McKerrahan ex rel. Snowden v. Crawford's Executors

59 Pa. 390 | Pa. | 1868

The opinion of the court was delivered, January 4th 1869, by

Thompson, C. J.

This scire facias was issued for the purpose of reviving the judgment of MeKerrahan, obtained against the executors of Edward Crawford, deceased, against the widow and heirs and legal representatives-of the decedent; and the defendants, upon whom service-of -the writ was made, pleaded payment, and on this plea went to trial.

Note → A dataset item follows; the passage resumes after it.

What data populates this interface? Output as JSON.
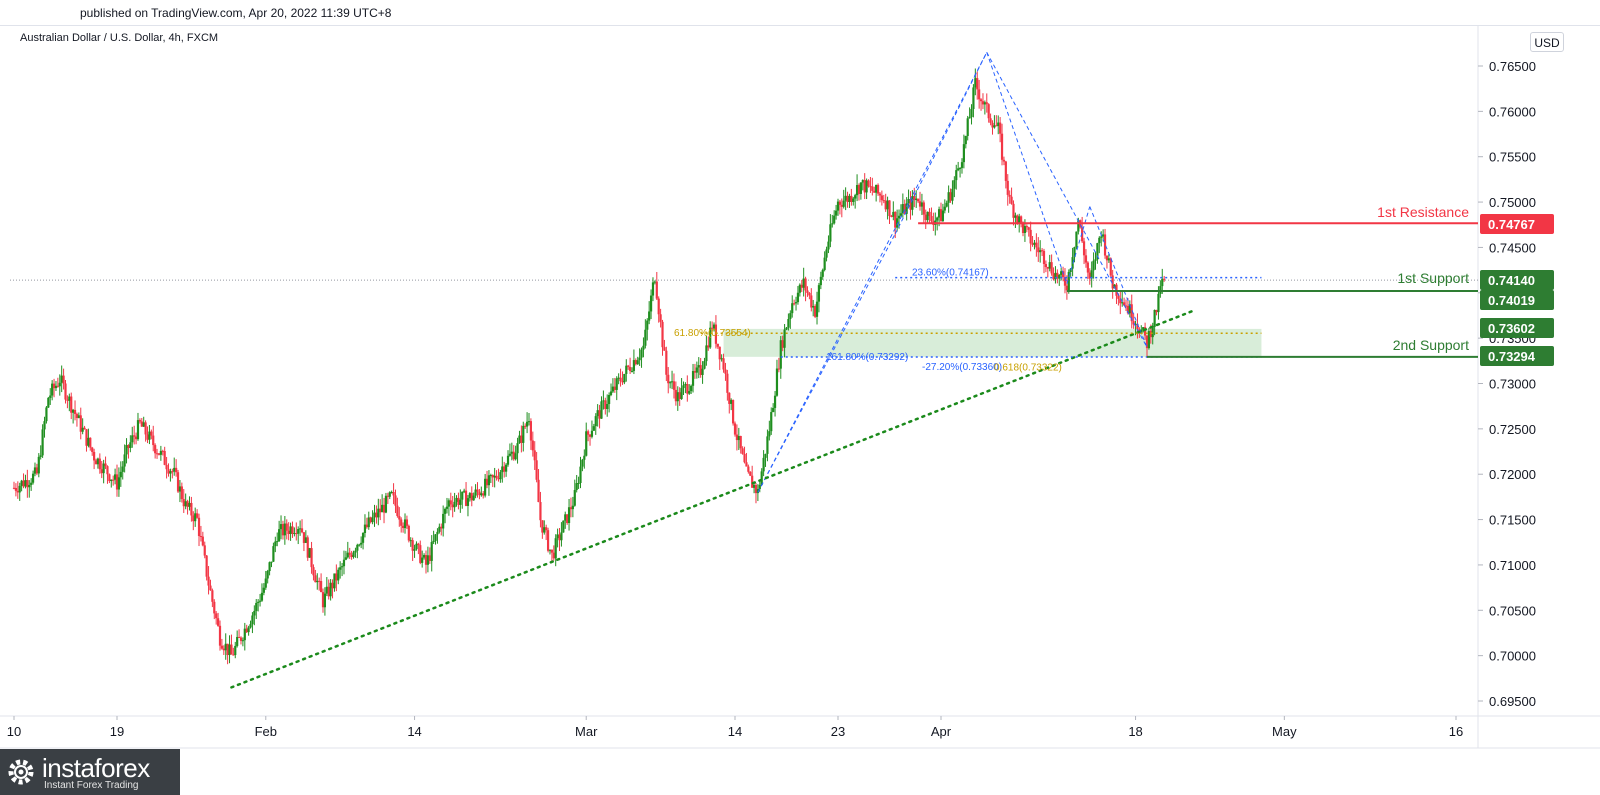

In order to sustain their plea they called the assignee of the judgment for whose use it was marked, and proved by him that he was a trustee of it for William H. Crawford, one of the-executors, and a defendant in the scire facias. But he further distinctly testified that Crawford furnished the money for the pur*392chase of it from McKerrahan, and that it was assigned to him as security for counsel fees due him by Crawford. Thus it clearly appeared, that the judgment was not technically satisfied, but intended to be kept on foot for the use of Crawford. Having made this proof, the defendants rested. It is very questionable whether this was sufficient to have sustained the defendants’ plea. But any question on this point, was put at rest by the offer of testimony on part of the plaintiff, which was to show by the account of the executors filed in the Orphans’ Court, that the whole personal estate had been expended in payment of debts, without reaching the judgment of McKerrahan, and that the money paid for the assignment was the private funds of William H. Crawford; that none of it belonged to the estate, and that the executors had none belonging to the estate, by which it could have been paid off or bought in. The court excluded the offer, and it is difficult to tell why. It was certainly an answer to the defendants’ testimony given for the purpose of raising the presumption that the judgment was paid off by the money of the estate. Its satisfaction could not be pretended unless this was so. It was therefore competent evidence.

There was nothing wrong in the executor buying the judgment with his own money, if the estate had not the means of paying it off, and this it was the purpose of the offer to show. It did the estate no harm.

But it seems to have been thought that the testimony if received would contradict the defendant Crawford’s plea. This consideration should not have controlled, unless he would be estopped by it. It is possible he might be estopped after verdict and judgment, but he was not estopped at the time of the offer. The other defendants had no rights under it, which it would have been a fraud upon to show the truth about. This is the very essence of all estoppels. Estoppels are said to be odious in law, because they always exclude the truth, and hence whether claimed as of record or in pais, they must, to be such, be within the principle which gives them force, before they will be effectual. The very offer of the testimony showed that as to William H. Crawford, the plea of payment was a mistake, put in, in all .probability, by his co-heirs and co-executor, and the court should have received it, and struck out the plea, or permitted it to be withdrawn as to him. The manifest justice of the case required this, and the court should not have allowed it to have been defeated, when the remedy was so plainly at hand. Eor the rejection of the testimony, the judgment must be reversed, and it will be for the plaintiff to say, if an amendment of William H. Crawford’s plea will not be expedient before, or on, another trial.

Judgment reversed, and venire de novo awarded.